I couldnt get that link to work but when i searched it says 04 Kodiak snorkels..... should help you out if the link works


----------



## jaxamillion04 (Feb 24, 2009)

The cvt exhaust is in the back under plastic near muffler. Have you ever seen a snorkel through back plastics?


----------



## Polaris425 (Dec 16, 2004)

actually, yeah. It looked stupid though.. & didnt look real functional either.


----------



## Yesterday (Jan 2, 2009)

jaxamillion04 said:


> The cvt exhaust is in the back under plastic near muffler. Have you ever seen a snorkel through back plastics?

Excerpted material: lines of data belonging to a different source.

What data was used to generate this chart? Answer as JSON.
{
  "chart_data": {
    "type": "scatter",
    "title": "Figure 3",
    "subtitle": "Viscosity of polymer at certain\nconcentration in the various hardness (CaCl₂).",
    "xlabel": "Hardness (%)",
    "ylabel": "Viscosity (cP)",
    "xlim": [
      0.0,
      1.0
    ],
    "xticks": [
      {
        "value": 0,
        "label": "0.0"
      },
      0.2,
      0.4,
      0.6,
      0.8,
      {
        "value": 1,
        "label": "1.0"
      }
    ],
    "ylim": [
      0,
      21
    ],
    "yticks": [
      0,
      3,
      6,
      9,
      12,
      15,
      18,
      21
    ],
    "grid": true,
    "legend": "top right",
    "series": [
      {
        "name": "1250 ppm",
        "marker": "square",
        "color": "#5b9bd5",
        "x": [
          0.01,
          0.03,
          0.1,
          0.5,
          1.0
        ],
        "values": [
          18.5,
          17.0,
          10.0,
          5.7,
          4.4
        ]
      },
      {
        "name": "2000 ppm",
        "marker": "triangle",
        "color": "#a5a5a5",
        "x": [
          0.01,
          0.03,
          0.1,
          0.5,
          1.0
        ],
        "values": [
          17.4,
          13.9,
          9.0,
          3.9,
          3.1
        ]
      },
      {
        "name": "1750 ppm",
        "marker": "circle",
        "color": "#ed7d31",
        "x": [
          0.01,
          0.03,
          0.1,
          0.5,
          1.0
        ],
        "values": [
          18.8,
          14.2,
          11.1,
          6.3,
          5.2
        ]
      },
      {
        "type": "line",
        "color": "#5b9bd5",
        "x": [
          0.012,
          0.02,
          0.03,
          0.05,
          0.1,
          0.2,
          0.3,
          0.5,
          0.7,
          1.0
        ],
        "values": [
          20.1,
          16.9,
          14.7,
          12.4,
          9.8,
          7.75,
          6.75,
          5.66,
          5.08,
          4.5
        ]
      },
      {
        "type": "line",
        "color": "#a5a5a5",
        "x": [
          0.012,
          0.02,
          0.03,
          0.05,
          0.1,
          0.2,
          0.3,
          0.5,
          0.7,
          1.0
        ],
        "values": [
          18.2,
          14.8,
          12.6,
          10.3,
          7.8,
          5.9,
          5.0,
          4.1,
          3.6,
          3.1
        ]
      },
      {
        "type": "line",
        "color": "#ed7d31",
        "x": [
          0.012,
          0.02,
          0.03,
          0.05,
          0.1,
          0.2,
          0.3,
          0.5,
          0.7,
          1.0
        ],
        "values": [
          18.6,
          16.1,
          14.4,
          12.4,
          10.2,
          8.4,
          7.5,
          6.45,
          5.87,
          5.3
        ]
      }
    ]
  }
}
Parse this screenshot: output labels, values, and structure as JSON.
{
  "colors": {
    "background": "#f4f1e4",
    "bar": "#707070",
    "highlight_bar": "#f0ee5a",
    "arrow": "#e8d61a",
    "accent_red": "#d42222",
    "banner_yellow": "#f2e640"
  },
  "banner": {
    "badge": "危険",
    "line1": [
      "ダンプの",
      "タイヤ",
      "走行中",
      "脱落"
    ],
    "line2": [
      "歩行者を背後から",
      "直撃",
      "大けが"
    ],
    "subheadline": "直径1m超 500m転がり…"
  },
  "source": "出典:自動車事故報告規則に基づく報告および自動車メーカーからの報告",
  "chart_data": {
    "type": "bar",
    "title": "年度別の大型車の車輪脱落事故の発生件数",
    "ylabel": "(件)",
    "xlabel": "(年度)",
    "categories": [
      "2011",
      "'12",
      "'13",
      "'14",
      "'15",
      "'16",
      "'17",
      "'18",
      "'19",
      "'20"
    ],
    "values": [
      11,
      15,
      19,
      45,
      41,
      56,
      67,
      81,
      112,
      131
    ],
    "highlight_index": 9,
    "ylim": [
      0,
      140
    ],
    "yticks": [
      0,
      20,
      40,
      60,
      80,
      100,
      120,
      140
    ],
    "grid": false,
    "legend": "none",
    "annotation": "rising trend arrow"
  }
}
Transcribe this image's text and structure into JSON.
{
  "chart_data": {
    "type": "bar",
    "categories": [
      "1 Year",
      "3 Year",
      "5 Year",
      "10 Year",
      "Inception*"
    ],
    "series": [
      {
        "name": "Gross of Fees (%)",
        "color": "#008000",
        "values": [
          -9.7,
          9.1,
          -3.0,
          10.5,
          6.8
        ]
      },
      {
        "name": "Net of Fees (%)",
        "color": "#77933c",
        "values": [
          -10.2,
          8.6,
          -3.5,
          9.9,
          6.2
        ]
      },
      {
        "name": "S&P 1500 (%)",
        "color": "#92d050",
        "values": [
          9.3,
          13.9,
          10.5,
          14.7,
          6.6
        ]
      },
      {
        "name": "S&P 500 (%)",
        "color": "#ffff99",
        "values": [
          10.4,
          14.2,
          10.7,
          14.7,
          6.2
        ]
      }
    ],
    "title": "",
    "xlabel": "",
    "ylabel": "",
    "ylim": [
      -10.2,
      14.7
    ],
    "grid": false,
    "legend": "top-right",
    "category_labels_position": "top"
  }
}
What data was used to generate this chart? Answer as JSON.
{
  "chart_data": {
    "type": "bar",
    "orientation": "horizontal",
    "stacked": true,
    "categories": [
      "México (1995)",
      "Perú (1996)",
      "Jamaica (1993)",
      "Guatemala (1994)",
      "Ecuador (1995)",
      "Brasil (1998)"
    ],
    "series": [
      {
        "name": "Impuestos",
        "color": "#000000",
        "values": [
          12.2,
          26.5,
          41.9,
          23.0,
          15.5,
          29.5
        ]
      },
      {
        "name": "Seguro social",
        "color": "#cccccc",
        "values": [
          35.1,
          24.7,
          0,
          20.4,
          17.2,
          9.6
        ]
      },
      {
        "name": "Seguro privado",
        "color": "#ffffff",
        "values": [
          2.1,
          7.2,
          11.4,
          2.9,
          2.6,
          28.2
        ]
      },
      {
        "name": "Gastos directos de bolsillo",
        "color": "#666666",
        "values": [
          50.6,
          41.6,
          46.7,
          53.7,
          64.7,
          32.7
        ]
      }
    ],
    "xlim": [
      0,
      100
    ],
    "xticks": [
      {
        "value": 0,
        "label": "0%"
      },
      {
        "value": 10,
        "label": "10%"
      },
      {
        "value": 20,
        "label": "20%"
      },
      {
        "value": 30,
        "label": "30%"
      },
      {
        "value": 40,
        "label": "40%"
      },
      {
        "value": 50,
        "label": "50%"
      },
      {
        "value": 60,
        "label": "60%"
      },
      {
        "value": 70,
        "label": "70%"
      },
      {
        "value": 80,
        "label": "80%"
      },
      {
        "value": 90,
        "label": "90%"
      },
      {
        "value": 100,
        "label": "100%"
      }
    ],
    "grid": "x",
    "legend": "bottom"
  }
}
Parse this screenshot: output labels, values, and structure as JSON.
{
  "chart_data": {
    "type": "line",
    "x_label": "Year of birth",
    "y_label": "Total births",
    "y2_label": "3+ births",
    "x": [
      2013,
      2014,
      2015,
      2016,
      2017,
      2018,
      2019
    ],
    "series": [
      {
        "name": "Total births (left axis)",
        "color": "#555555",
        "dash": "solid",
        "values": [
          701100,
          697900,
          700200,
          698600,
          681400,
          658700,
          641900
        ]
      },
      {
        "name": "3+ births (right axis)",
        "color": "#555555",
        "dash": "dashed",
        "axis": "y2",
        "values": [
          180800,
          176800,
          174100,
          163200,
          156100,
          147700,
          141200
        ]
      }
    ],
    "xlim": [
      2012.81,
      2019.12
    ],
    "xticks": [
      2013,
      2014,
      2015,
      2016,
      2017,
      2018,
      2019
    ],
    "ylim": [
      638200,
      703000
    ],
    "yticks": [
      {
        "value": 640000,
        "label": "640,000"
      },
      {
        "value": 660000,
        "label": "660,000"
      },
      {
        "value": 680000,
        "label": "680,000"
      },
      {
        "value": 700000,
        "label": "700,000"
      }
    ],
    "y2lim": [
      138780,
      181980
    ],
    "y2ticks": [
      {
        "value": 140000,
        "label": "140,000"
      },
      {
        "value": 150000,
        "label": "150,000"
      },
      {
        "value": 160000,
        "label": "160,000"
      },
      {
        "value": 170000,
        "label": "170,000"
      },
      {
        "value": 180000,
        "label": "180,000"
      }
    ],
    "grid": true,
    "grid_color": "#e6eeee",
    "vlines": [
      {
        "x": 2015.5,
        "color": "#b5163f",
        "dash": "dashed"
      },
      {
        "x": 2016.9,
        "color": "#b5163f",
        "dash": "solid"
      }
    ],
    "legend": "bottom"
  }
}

 is that where it exits the cvt, or is that where the stock plumbing is?


----------



## jaxamillion04 (Feb 24, 2009)

The exit and the stock tube are both in the back.


----------



## Polaris425 (Dec 16, 2004)

Some flex hose is about all that will help there, and some fancy phishing... lol


----------



## mississippimud3 (Mar 25, 2009)

Snorkels on the kodiaks are difficult, trust me I have done it. Good luck. I found my writeup on Highlifter by a guy named STUMP KNOCKIN 450.


----------